In the other case cited by appellant's counsel, viz., the Keefe Case ( 197 N.Y. 68), the complaint alleged "That the plaintiff is seriously and permanently injured through his head, skull, eyes, and bruises to his right leg and body" (p. 70). Evidence was received that as a result of his injuries his hearing had been permanently impaired. The Court of Appeals, by a bare majority vote, reversed upon account of the admission of that evidence. The majority opinion declared the rule to be that under a general allegation of injury to the body or to a part of it, e.g., the head, the plaintiff can prove only such results as "necessarily, usually and immediately flow from the injury" (p. 71). That opinion further declared that the doctrine of the Ehrgott case must be confined "as a precedent to the language used in the complaint in that case" (p. 73). The reversal in the Keefe case was based solely upon the error of receiving evidence of plaintiff's deafness (pp. 70, 74). The report in that case fails to indicate that the defendant's counsel raised his objection in any other way than to the reception of the evidence. It would seem that the decision in the latter, the Keefe, case has restricted the rule even more than the Kleiner case did, as the latter used merely the terms "necessarily and immediately flowed" ( 162 N.Y. 201), while the former (the later case) uses also the term "usually," viz., "as necessarily, usually and immediately flow" therefrom. ( 197 N.Y. 71.) I think that under either of those decisions the learned county judge should have excluded the evidence that plaintiff's condition of fallen womb was due to this accident.
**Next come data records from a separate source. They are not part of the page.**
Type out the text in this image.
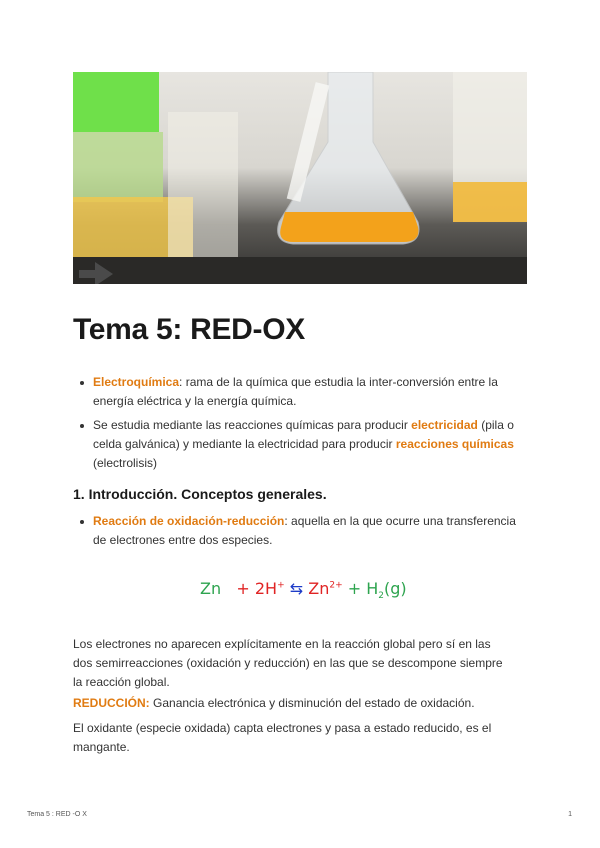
Tema 5: RED-OX
Electroquímica: rama de la química que estudia la inter-conversión entre la energía eléctrica y la energía química.
Se estudia mediante las reacciones químicas para producir electricidad (pila o celda galvánica) y mediante la electricidad para producir reacciones químicas (electrolisis)
1. Introducción. Conceptos generales.
Reacción de oxidación-reducción: aquella en la que ocurre una transferencia de electrones entre dos especies.
Zn + 2H+ ⇆ $Zn^{2+} + H_2(g)$

Los electrones no aparecen explícitamente en la reacción global pero sí en las dos semirreacciones (oxidación y reducción) en las que se descompone siempre la reacción global.

REDUCCIÓN: Ganancia electrónica y disminución del estado de oxidación.

El oxidante (especie oxidada) capta electrones y pasa a estado reducido, es el mangante.

Tema 5 : RED -O X	1
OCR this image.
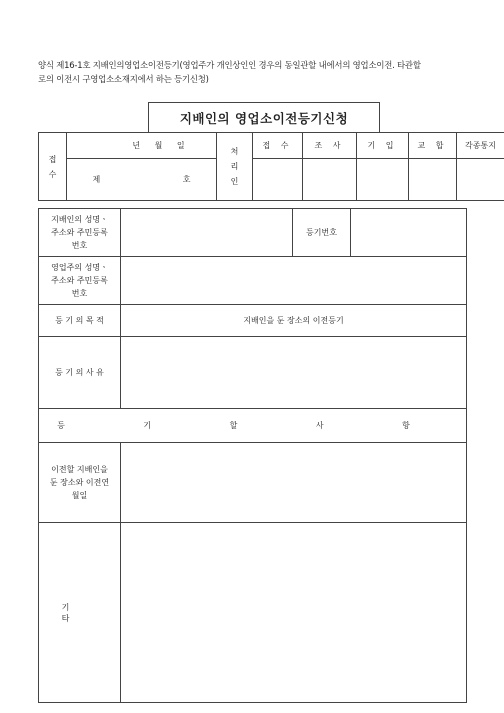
양식 제16-1호 지배인의영업소이전등기(영업주가 개인상인인 경우의 동일관할 내에서의 영업소이전. 타관할
로의 이전시 구영업소소재지에서 하는 등기신청)
지배인의 영업소이전등기신청
접 수	년 월 일	처 리 인	접 수	조 사	기 입	교 합	각종통지
	제 호						
지배인의 성명ㆍ주소와 주민등록번호		등기번호	

영업주의 성명ㆍ주소와 주민등록번호			

등 기 의 목 적	지배인을 둔 장소의 이전등기		
등 기 의 사 유			
등 기 할 사 항			

이전할 지배인을 둔 장소와 이전연월일			

기 타			
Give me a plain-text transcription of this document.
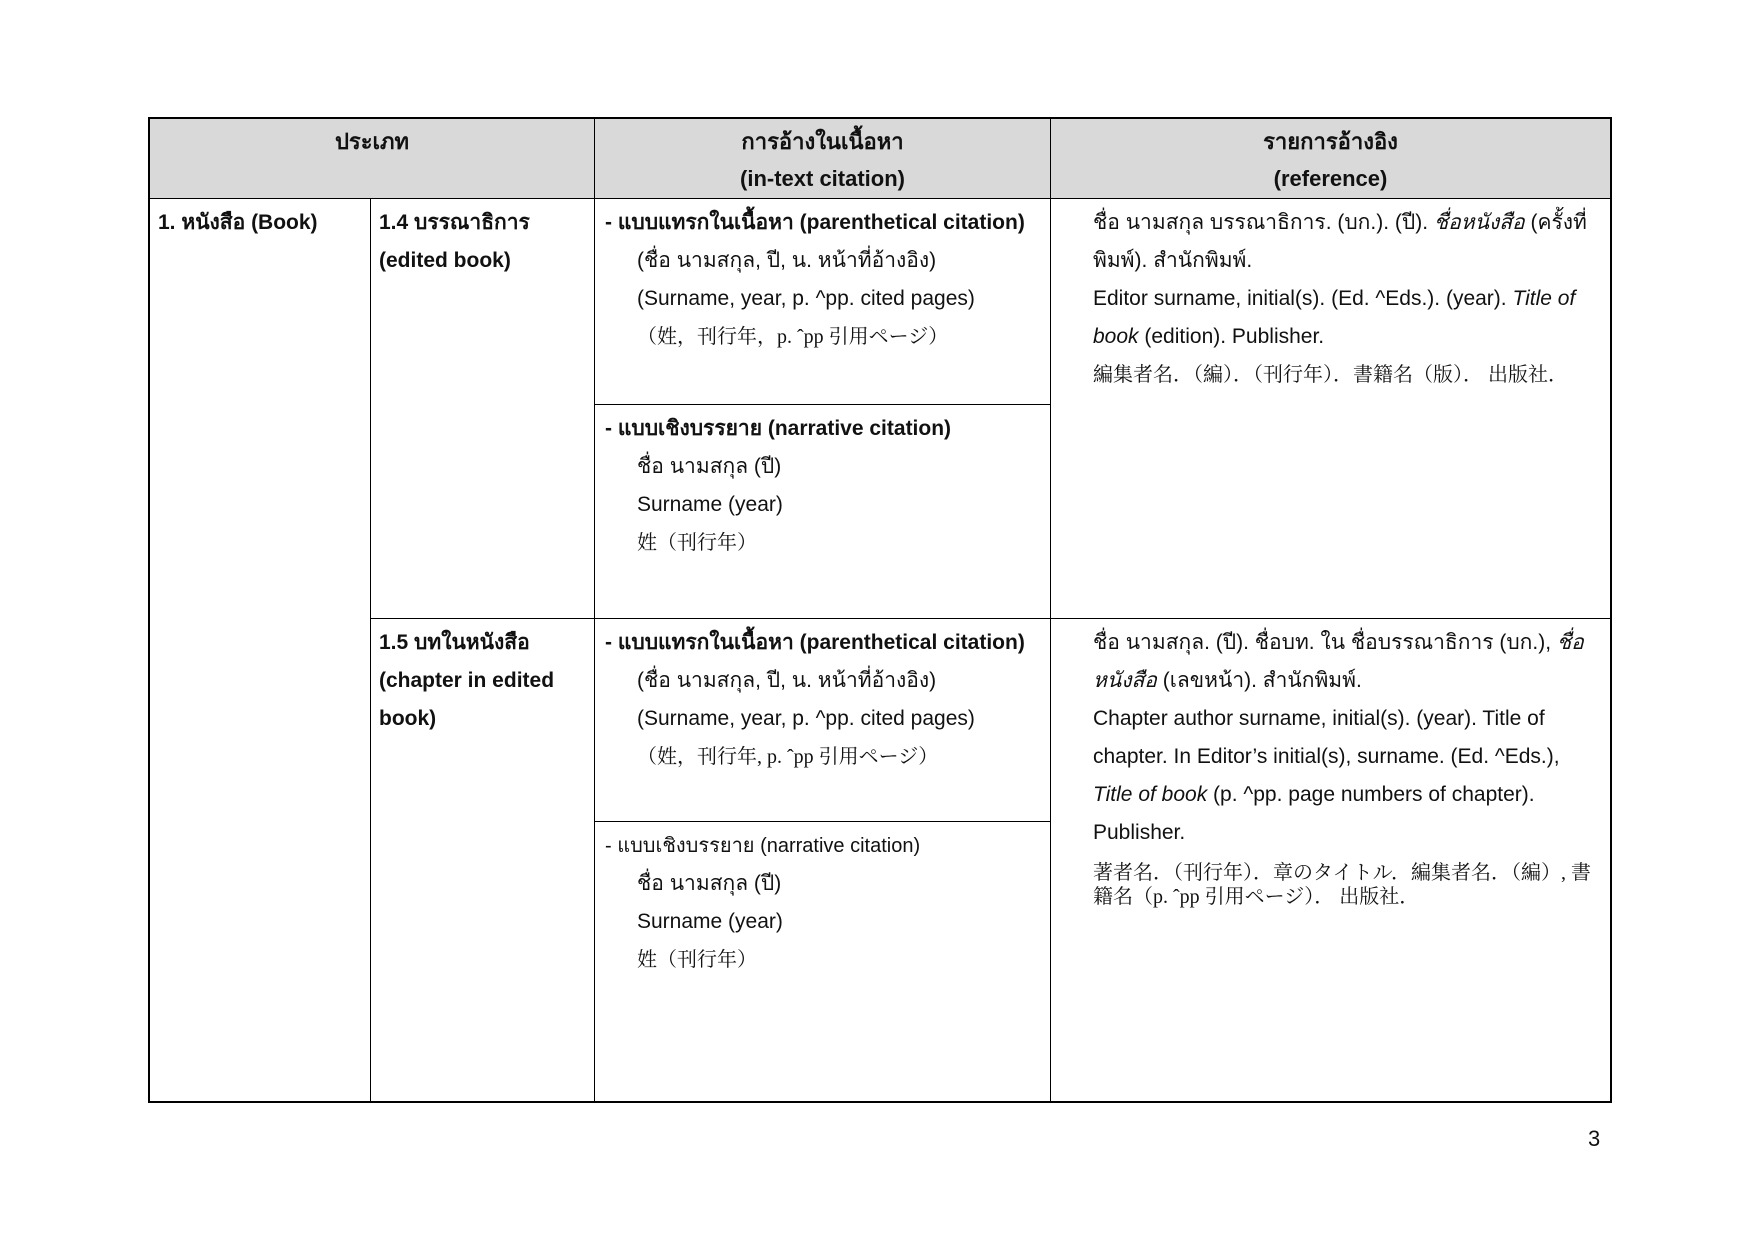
ประเภท	การอ้างในเนื้อหา
(in-text citation)
รายการอ้างอิง
(reference)
1. หนังสือ (Book)	1.4 บรรณาธิการ
(edited book)
- แบบแทรกในเนื้อหา (parenthetical citation)
(ชื่อ นามสกุล, ปี, น. หน้าที่อ้างอิง)
(Surname, year, p. ^pp. cited pages)
（姓，刊行年，p. ˆpp 引用ページ）
- แบบเชิงบรรยาย (narrative citation)
ชื่อ นามสกุล (ปี)
Surname (year)
姓（刊行年）
ชื่อ นามสกุล บรรณาธิการ. (บก.). (ปี). ชื่อหนังสือ (ครั้งที่พิมพ์). สำนักพิมพ์.
Editor surname, initial(s). (Ed. ^Eds.). (year). Title of book (edition). Publisher.
編集者名．（編）．（刊行年）．書籍名（版）． 出版社．
1.5 บทในหนังสือ
(chapter in edited
book)
- แบบแทรกในเนื้อหา (parenthetical citation)
(ชื่อ นามสกุล, ปี, น. หน้าที่อ้างอิง)
(Surname, year, p. ^pp. cited pages)
（姓，刊行年, p. ˆpp 引用ページ）
- แบบเชิงบรรยาย (narrative citation)
ชื่อ นามสกุล (ปี)
Surname (year)
姓（刊行年）
ชื่อ นามสกุล. (ปี). ชื่อบท. ใน ชื่อบรรณาธิการ (บก.), ชื่อหนังสือ (เลขหน้า). สำนักพิมพ์.
Chapter author surname, initial(s). (year). Title of chapter. In Editor’s initial(s), surname. (Ed. ^Eds.), Title of book (p. ^pp. page numbers of chapter). Publisher.
著者名．（刊行年）．章のタイトル．編集者名．（編）, 書籍名（p. ˆpp 引用ページ）． 出版社．
3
The appellant further contends that the evidence did not establish defendant's negligence. Upon that point the evidence was to the effect that the adjoining owner, in aid of the alteration of the building, took up the flag sidewalk for a space of about ten feet, for teams to drive in, before January 1, 1914, and that for about a year he left the gap open, except for some loose planks, until the police officer upon the beat summoned him to court for the condition of the walk, and then the owner put down three two-inch planks so as to cover nearly the entire width of the walk. In March, 1915, the planks had sunk into the mud and the officer reported the walk as unsafe, and the owner placed two planks on top of the other three which had sunk into the mud. Apparently two or three times before May eighth the officer reported the walk as unsafe. That very morning he so reported it. There had been rain and the earth had worn away underneath the planks so that they were uneven. The planks were not fastened, and would wobble in rainy weather. It seems to me perfectly clear that the city was negligent in permitting the flag walk to be kept up so long, being replaced by such insecure planks.
I recommend, therefore, that the judgment and order of the County Court of Westchester county be reversed and a new trial ordered, costs to abide the event.
STAPLETON, RICH and PUTNAM, JJ., concurred.
Judgment and order of the County Court of Westchester county reversed and new trial ordered, costs to abide the event.